Data Replication

What is data replication?

It is a way of storing data in multiple places and it is a fundamental building block of distributed systems. When data is stored in more than one place, it eliminates having a single point of failure. This increases availability and increases scalability and performance.

A screengrab of the Spongebob Squarepants episode 'Squilliam returns'. It shows many smaller SpongeBobs who are hard at work in Spongebob's brain.

Why is it challenging? This process requires keeping replicas consistent with each other even when failures happen.

How is this implemented?

One example of an algorithm that handles the heavy lifting is called Raft replication. It is a replication protocol that provides the strongest consistency guarantee.

State machine replication

The mechanism that Raft is based on is called state machine replication. Basically the idea is that a single process (leader) broadcasts operation that change its state to the followers (replicas).

In a perfect world, if the followers execute the same sequences of operations that the leader has, then each follower will end up in the same state. The problem is that these processes can fail at any time. The reason the algorithm is complex because fault tolerance needs to be taken into account.

Whenever a process receives an operation it will transition from one state to another. This process is modeled as a state machine. This is a pretty powerful tool to achieve fault tolerance. These processes keep track of the operations that alter state in a log. This log is what allows the state to be kept in sync across processes.

When a leader wants to apply an operation to its state:

First, it appends a new entry for the operation its log but doesn’t apply it to the state yet
Then it sends a request to each follower with the new entry
When the follower gets the request, it appends the entry to its own log (also don’t execute yet) then send a response the leader acknowledging the request
When the leader finds out that the majority of followers have received the message, then it finally executes the operation locally

Handling failures

A screengrab of the Spongebob Squarepants episode 'Squilliam returns'. It shows many smaller SpongeBobs that are surrounded by fire and chaos in Spongebob's brain.

What happens if the leader fails? A follower is elected as the new leader through an election process. A follower with an out of date log cannot win the election.

What happens if the update entry request can’t be delivered? The leader will retry sending it until the majority of the followers have successfully appended it to their logs.

Consistency models

We now know how Raft replicates the leader’s state to its followers. All operations that modify state have to go through the leader. What about reads? Reads can be done by the leader or follower. This increases throughput since the reads are not limited to a single process. The problem though is now that two different clients can potentially have a different view of the system’s state.

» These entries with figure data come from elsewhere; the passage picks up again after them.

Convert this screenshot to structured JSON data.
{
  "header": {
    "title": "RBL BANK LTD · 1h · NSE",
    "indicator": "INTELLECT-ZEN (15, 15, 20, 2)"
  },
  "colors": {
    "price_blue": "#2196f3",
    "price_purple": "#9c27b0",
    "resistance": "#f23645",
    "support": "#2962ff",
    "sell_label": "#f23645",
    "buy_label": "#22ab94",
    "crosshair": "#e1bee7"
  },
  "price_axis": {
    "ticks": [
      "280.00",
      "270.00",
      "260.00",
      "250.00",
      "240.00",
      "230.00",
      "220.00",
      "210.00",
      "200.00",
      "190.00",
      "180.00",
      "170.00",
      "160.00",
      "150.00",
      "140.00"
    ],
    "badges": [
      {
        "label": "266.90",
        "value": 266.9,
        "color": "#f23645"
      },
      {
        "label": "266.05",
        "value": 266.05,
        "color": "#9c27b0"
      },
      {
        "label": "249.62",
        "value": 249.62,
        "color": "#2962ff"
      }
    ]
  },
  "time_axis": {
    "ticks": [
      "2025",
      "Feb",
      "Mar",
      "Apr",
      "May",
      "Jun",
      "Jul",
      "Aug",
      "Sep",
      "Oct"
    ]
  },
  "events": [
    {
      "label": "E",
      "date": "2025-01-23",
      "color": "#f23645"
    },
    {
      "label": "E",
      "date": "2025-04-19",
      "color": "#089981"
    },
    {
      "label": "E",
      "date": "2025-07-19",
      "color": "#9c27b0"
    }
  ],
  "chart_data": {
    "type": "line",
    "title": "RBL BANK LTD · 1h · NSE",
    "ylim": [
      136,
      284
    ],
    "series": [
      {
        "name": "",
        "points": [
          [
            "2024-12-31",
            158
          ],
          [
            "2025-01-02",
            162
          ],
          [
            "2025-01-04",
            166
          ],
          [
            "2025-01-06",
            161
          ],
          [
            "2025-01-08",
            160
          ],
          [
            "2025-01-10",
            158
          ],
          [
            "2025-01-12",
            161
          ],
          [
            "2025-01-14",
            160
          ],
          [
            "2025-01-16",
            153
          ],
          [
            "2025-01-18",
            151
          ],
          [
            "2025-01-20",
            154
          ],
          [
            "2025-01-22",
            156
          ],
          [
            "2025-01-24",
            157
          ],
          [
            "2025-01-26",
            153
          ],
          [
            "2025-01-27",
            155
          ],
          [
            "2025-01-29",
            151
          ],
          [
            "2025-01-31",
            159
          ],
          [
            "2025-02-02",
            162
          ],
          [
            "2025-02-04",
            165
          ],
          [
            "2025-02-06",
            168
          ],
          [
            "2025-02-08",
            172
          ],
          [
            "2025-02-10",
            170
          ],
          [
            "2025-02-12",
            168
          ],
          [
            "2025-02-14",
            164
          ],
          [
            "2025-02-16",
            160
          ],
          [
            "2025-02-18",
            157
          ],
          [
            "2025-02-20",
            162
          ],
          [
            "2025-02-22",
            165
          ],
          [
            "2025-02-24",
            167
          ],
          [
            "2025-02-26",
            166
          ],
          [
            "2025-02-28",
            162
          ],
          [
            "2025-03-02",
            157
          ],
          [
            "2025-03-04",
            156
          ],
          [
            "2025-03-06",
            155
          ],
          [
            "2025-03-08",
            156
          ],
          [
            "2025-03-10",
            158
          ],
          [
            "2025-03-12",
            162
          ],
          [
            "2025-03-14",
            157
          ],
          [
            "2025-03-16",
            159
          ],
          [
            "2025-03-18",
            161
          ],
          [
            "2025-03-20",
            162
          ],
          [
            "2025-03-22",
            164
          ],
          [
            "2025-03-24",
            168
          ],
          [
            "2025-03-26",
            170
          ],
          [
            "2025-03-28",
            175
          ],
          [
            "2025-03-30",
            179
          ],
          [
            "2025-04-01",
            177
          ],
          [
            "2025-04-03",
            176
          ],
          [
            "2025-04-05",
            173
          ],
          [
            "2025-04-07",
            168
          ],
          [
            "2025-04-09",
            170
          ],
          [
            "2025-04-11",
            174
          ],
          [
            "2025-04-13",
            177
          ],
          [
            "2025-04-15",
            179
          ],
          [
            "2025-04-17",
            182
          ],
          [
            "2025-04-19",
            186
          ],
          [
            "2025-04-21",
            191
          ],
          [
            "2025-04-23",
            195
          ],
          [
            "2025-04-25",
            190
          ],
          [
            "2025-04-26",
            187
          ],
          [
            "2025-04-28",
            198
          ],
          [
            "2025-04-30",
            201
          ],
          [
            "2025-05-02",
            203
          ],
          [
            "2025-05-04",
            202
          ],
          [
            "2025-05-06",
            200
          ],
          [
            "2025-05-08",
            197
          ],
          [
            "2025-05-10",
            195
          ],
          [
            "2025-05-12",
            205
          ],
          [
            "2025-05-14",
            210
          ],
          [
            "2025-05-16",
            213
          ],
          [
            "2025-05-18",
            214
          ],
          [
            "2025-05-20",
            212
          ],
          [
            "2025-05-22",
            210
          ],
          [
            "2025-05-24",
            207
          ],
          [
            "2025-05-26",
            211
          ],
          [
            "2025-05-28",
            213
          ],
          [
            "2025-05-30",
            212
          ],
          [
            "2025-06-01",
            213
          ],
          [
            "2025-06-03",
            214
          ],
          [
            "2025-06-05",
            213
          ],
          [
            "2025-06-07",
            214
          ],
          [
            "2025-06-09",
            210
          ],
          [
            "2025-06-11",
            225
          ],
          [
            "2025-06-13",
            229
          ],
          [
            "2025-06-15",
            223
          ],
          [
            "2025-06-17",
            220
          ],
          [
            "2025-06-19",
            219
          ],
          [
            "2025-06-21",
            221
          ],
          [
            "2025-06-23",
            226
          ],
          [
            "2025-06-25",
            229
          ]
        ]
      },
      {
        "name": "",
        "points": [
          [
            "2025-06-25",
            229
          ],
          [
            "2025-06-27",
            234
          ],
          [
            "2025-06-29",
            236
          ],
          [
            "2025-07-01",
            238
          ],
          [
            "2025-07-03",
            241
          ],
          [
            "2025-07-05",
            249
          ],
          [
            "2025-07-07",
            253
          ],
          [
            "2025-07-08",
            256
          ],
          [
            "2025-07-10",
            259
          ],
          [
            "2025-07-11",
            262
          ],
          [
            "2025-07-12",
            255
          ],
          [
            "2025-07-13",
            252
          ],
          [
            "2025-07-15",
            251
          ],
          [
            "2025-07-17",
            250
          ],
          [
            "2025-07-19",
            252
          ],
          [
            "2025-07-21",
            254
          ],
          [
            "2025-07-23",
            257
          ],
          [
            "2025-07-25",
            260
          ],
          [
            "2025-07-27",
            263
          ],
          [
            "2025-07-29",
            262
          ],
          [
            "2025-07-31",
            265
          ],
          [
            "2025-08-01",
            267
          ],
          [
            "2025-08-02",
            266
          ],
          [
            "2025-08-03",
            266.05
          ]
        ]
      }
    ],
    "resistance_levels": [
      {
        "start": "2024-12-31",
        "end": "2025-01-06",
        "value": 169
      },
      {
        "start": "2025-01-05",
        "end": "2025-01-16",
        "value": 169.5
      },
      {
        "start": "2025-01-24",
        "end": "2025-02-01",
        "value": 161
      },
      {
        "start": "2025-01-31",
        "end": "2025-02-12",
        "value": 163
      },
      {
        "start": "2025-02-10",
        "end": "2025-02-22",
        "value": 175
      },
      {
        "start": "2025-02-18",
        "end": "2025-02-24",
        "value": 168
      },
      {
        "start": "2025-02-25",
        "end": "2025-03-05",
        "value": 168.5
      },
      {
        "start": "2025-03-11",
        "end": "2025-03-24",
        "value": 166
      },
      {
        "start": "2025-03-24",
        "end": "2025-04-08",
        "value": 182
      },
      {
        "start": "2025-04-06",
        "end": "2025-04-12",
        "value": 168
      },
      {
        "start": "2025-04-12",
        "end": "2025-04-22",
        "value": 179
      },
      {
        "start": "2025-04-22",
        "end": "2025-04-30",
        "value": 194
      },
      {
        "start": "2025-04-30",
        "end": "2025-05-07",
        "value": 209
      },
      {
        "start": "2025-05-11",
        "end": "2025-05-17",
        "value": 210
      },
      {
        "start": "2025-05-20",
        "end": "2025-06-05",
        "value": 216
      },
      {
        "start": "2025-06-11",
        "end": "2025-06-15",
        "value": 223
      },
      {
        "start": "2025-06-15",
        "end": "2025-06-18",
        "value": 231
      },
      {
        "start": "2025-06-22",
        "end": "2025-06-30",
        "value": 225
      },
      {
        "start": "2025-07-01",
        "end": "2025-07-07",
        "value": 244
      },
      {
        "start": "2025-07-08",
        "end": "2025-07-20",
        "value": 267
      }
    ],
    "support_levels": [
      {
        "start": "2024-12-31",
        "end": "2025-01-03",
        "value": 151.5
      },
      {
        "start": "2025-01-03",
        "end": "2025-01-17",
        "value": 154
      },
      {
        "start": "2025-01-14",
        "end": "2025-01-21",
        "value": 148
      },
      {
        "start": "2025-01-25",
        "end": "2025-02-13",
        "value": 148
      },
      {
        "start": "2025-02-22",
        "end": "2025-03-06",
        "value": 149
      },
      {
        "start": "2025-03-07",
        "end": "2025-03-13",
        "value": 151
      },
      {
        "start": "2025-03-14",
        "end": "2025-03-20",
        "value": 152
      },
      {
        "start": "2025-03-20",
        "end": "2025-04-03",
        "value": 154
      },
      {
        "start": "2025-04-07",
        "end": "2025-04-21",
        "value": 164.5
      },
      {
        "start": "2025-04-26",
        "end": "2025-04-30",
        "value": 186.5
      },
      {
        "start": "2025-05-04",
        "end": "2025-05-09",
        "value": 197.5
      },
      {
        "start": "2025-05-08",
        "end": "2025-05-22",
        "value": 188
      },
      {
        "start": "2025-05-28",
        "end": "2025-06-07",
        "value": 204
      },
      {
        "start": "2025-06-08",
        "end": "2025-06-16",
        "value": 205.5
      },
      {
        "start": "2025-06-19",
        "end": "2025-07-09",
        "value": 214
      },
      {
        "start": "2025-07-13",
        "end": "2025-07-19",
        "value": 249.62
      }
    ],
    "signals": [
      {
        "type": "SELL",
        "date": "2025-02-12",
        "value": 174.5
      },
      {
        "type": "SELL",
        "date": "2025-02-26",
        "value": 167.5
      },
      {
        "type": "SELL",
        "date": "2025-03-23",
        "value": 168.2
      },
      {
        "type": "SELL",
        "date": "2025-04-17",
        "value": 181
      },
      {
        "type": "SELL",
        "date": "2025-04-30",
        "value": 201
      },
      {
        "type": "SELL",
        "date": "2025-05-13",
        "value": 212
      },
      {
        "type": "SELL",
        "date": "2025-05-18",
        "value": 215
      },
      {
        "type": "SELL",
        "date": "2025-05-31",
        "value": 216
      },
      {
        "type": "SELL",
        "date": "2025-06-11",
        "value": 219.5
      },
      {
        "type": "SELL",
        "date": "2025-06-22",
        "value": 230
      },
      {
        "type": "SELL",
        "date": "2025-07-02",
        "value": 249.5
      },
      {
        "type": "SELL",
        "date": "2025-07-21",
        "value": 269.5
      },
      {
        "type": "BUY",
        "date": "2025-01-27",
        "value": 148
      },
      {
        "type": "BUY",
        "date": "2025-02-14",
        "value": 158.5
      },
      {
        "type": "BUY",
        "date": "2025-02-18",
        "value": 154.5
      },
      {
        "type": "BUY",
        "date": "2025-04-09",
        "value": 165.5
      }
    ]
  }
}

There is a tradeoff between how consistent the data is and the system’s performance and availabilty. Consistency models help us to define the possible views the observers have of the system state.

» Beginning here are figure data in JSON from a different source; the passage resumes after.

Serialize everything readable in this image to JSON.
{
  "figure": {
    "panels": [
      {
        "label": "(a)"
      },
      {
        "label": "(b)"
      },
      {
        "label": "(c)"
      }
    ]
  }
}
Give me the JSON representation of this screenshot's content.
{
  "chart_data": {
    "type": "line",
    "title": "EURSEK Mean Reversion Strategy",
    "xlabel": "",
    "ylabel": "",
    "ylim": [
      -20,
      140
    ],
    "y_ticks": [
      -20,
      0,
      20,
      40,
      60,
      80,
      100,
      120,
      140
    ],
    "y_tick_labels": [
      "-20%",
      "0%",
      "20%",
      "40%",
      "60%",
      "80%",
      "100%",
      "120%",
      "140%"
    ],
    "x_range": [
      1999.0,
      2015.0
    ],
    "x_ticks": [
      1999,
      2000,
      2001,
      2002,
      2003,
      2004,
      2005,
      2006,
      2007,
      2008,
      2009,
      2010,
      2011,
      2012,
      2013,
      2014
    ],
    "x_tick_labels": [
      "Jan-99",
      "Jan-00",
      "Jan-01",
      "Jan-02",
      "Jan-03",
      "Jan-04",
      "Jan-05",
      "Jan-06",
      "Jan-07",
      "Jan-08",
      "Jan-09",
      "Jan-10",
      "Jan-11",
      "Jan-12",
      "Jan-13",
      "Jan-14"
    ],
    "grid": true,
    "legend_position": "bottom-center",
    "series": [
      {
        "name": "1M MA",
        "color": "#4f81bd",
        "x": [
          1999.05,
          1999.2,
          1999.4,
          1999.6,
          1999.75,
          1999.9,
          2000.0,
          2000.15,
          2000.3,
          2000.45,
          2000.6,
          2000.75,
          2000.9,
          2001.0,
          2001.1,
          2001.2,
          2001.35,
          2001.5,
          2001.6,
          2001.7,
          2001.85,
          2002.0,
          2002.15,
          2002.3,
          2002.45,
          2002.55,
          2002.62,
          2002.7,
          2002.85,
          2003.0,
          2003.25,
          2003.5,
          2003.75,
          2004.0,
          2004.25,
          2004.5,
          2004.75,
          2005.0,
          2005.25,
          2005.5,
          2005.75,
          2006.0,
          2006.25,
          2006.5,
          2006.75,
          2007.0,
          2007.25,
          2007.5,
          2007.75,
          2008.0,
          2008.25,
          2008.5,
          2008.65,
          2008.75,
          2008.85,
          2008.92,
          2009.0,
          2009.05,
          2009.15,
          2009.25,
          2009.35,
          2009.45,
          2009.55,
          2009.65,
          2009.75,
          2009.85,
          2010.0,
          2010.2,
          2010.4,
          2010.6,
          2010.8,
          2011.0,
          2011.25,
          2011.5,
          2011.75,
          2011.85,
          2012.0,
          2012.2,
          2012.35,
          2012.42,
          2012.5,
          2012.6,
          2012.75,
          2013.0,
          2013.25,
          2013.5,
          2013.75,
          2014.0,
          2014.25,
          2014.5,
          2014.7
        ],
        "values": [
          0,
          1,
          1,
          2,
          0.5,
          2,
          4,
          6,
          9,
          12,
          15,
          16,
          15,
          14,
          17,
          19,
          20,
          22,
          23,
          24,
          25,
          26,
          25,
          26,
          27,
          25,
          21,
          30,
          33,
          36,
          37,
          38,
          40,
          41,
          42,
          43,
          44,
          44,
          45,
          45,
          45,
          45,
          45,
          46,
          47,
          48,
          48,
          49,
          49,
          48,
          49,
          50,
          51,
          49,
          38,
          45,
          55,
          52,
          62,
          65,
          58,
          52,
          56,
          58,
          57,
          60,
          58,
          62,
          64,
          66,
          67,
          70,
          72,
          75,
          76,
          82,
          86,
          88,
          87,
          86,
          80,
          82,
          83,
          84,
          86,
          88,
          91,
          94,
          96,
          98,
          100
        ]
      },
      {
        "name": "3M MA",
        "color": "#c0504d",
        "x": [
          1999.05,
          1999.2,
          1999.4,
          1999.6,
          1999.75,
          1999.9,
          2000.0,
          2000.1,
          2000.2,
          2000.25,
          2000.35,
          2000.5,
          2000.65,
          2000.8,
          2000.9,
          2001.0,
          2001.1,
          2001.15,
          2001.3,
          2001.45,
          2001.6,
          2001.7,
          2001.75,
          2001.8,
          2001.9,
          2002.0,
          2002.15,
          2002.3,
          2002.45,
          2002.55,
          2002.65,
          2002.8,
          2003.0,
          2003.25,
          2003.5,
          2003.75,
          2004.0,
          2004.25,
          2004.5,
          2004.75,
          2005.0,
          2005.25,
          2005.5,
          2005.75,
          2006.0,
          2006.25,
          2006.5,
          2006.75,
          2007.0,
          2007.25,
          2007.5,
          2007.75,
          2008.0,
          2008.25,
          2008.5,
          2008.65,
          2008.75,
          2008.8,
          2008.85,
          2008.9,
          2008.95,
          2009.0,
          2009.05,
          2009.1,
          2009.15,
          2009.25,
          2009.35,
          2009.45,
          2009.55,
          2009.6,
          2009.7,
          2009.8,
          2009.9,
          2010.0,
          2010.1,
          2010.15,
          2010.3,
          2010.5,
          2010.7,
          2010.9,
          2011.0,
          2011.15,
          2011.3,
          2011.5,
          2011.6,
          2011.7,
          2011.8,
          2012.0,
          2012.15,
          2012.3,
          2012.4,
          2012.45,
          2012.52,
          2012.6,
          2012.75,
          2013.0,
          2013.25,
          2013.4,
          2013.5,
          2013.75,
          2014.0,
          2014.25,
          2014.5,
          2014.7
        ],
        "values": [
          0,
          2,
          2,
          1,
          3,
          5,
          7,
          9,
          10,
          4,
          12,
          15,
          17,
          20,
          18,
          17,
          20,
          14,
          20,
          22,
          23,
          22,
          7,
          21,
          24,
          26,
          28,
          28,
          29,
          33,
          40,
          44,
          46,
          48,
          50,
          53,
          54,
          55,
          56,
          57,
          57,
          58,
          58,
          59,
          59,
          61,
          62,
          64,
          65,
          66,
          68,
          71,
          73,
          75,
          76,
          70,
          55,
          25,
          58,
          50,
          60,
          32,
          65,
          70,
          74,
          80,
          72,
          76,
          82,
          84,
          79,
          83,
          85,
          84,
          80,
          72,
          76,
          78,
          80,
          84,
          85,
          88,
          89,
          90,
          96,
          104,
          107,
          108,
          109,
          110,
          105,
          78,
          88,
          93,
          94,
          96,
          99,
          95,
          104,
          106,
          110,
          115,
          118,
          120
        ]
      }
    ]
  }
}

Strong consistency: Any read operation returns the latest data. This is usually achieved by forcing a replica not to accept new reads/writes until every replica has agreed on current write.
Weak consistency: The latest value might night be reflected in subsequent read operations
Eventual consistency: Given enough time, all updates are propagated, and all replicas are consistent.

I’ve only scratched the surface here but you can see that coordination adds complexity because the algorithms need to support failures. If the network was reliable, this would be so much easier.

You probably will never have to reinvent the wheel and implement distributed algorithms like state machine replication but I think it’s important to understand the basics. Abstractions are leaky and it helps to know what’s going on under the hood when issues arise.